Sum of squares and the linear sum

Question

I'm wondering if I know for a fact

$$\sum_{i=1}^N x_i = k$$

Can I say anything about

$$\sum_{i=1}^N x_i^2 = ?$$

Answer 1

$$\sum\limits_{i=1}^N x_i^2 \ge \frac{k^2}{N}$$ but there is no upper bound in general, though there is if each $x_i\ge 0$.

As an example, let $x_i=z$ and $x_2=-z$ so $\sum\limits_{i=1}^2 x_i =0$ but $\sum\limits_{i=1}^2 x_i^2 = 2z^2$ which is unbounded above.

If you restrict $x_i$ to non-negative values then you can say (like Actually Fritz) that $\left(\sum\limits_{i=1}^N x_i\right)^2 \ge \sum\limits_{i=1}^N x_i^2$ by expanding the square of the sum, and so get an upper bound of $\sum\limits_{i=1}^N x_i^2 \le k^2$ for the sum of the squares, and equality iff all but one of the $x_i$ are $0$.

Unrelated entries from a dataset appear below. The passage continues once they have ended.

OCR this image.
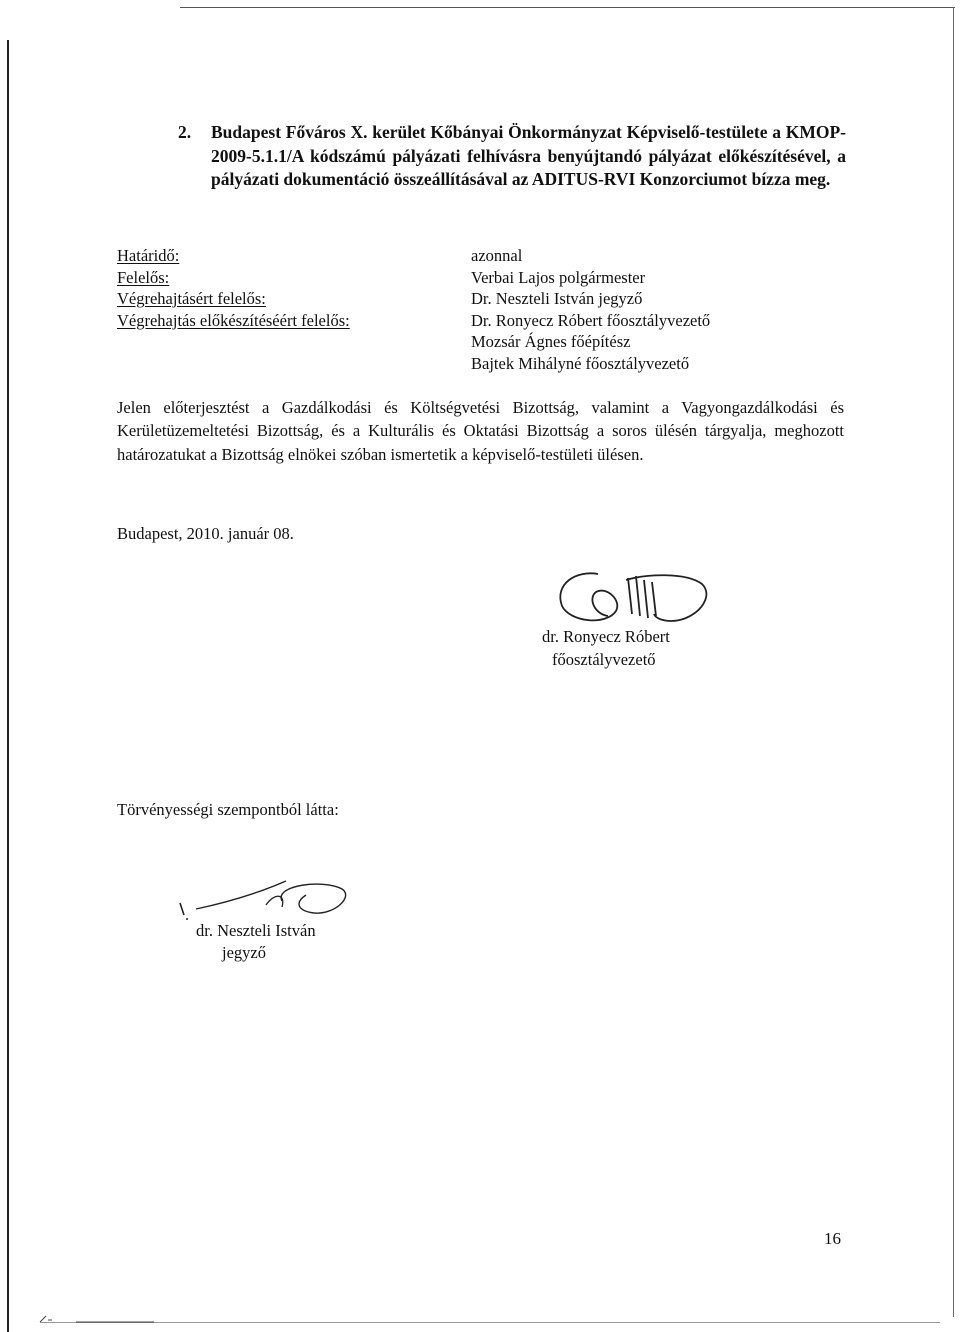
2.	Budapest Főváros X. kerület Kőbányai Önkormányzat Képviselő-testülete a KMOP-2009-5.1.1/A kódszámú pályázati felhívásra benyújtandó pályázat előkészítésével, a pályázati dokumentáció összeállításával az ADITUS-RVI Konzorciumot bízza meg.
Határidő:
Felelős:
Végrehajtásért felelős:
Végrehajtás előkészítéséért felelős:
azonnal
Verbai Lajos polgármester
Dr. Neszteli István jegyző
Dr. Ronyecz Róbert főosztályvezető
Mozsár Ágnes főépítész
Bajtek Mihályné főosztályvezető
Jelen előterjesztést a Gazdálkodási és Költségvetési Bizottság, valamint a Vagyongazdálkodási és Kerületüzemeltetési Bizottság, és a Kulturális és Oktatási Bizottság a soros ülésén tárgyalja, meghozott határozatukat a Bizottság elnökei szóban ismertetik a képviselő-testületi ülésen.
Budapest, 2010. január 08.
dr. Ronyecz Róbert
főosztályvezető
Törvényességi szempontból látta:
dr. Neszteli István
jegyző
16
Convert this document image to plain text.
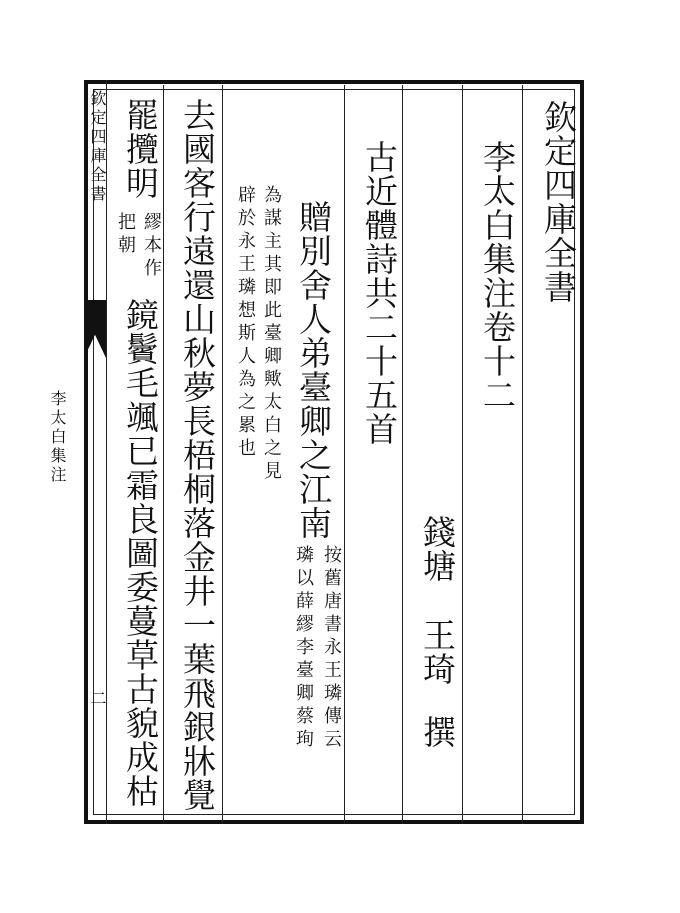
欽定四庫全書

李太白集注

二

欽定四庫全書

李太白集注卷十二

錢塘

王琦

撰

古近體詩共二十五首

贈別舍人弟臺卿之江南

按舊唐書永王璘傳云

璘以薛繆李臺卿蔡珣

為謀主其即此臺卿歟太白之見

辟於永王璘想斯人為之累也

去國客行遠還山秋夢長梧桐落金井一葉飛銀牀覺

罷攬明

繆本作

把朝

鏡鬢毛颯已霜良圖委蔓草古貌成枯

As a proof of the lower bound, you have $$\sum\limits_{i=1}^N \left(x_i-\frac kN\right)^2 \ge 0$$ $$\sum\limits_{i=1}^N x_i^2-2\sum\limits_{i=1}^N x_i \frac kN+ \sum\limits_{i=1}^N \left(\frac kN\right)^2 \ge 0$$ $$\sum\limits_{i=1}^N x_i^2-\frac {k^2}N \ge 0$$ and equality iff each $x_i =\frac{k}{N}$.

Answer 2

I'm afraid, there is not much you can say. Consider the simplest case of $x_1$ and $x_2$ $$ x_1 + x_2 = k. $$ For any $$ 2s^2 > k^2 $$ I can find $x_1$ and $x_2$ such that $$ \begin{aligned} x_1 + x_2 &= k,\\ x_1^2 + x_2^2 &= s^2. \end{aligned} $$ Proof. Let's do it constructive. Suppose $$ \begin{aligned} x_1 &= \frac{k-\sqrt{2s^2-k^2}}{2},\\ x_2 &= \frac{k+\sqrt{2s^2-k^2}}{2}. \end{aligned} $$ Obviously $$ x_1 + x_2 = \frac{k-\sqrt{2s^2-k^2}+k+\sqrt{2s^2-k^2}}{2} = \frac{2k}{2} = k $$ and $$ \begin{aligned} x_1^2 + x_2^2 &= \frac{k^2-2k\sqrt{2s^2-k^2}+(2s^2-k^2)+k^2+2k\sqrt{2s^2-k^2}+(2s^2-k^2)}{4} =\\ &= \frac{4s^2}{4} = s^2 \end{aligned} $$ QED.